Apache Zookeeper and NoSQL Databases

By Adam Fowler

A large cluster of NoSQL databases is an unwieldy thing to manage. Apache Zookeeper to the rescue! Keeping track of which nodes are in the cluster, what data each is managing, and ensuring that new masters are selected when a master fails aren’t easy tasks.

Coordinating large distributed systems is, therefore, very difficult. Both Hadoop and distributed NoSQL databases need a way to manage the configuration of an entire cluster. This process also needs to be highly available so that it isn’t single point of failure in the overall system.

This is where Apache Zookeeper comes in. Zookeeper provides a distributed, transactionally consistent coordination service.

Several other products use Zookeeper for cluster management:

  • Apache Hadoop

  • Solr Cloud

  • Neo4j

  • Accumulo

  • HBase

  • Rackspace

  • Zynga

  • Yahoo! (for several of its services)

Zookeeper provides an in-memory hierarchical storage structure that’s similar to a computer file system. This structure is managed by the current Zookeeper master and replicated among the other nodes in the cluster. A Zookeeper cluster is called a Zookeeper ensemble.

Only the master manages updates (writes) to storage. These changes are checkpointed to disk to make them durable and then replicated to the other Zookeeper instances in the ensemble.

These services store their cluster configuration data in Zookeeper. Some of them store the key ranges for shards of their database, too. This enables clients who are utilizing a NoSQL database that uses Zookeeper to communicate with any Zookeeper server in the ensemble. In this way, clients can discover which NoSQL servers hold the data they’re interested in.

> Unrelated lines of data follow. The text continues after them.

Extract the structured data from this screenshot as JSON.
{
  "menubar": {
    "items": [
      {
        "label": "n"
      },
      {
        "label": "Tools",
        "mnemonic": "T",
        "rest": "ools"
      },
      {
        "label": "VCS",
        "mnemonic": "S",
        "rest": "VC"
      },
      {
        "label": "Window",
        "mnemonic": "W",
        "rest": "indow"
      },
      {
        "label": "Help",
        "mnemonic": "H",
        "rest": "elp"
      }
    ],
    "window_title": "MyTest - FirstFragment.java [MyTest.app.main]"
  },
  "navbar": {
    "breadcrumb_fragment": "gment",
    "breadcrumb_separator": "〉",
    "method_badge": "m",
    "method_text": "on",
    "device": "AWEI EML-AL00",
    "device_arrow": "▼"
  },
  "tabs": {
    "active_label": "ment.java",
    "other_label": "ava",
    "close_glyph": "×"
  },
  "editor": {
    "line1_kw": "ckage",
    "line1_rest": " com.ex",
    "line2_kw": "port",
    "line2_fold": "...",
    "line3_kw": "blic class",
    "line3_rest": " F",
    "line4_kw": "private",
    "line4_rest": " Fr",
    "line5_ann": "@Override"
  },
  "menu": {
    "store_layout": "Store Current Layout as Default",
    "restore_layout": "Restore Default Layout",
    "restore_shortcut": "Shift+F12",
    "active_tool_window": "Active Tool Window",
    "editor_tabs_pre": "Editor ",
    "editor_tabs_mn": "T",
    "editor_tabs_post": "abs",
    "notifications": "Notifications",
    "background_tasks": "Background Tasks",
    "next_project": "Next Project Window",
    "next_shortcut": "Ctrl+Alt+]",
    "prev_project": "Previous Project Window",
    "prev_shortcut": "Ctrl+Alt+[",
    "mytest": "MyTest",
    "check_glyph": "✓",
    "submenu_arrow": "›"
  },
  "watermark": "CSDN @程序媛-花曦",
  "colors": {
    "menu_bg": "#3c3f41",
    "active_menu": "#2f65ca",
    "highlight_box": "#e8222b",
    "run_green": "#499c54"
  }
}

Looking up which node stores which key range minimizes the load on the NoSQL servers, because they don’t need to forward requests for data from one NoSQL node to the node that actually holds the data.

You can also use Zookeeper’s data storage for ephemeral storage (storage that won’t last beyond a restart of the service), which is useful for storing session or other runtime data.

Zookeeper servers use this ephemeral storage to determine who takes over if a master fails. Each server creates a numbered ephemeral znode (storage file) in the key space. If the Zookeeper master (leader) suffers a hardware failure, then the owner of the next znode in the sequence becomes the master. This is an elegant solution and avoids the “herd” effect where all servers communicate frantically with each other for a few seconds to select a new master.

Zookeeper is a great Java solution to the problems inherent in coordinated systems management and high availability. You can use it to implement highly available services, including messaging services. So, if you need to create a new distributed service, consider using Zookeeper.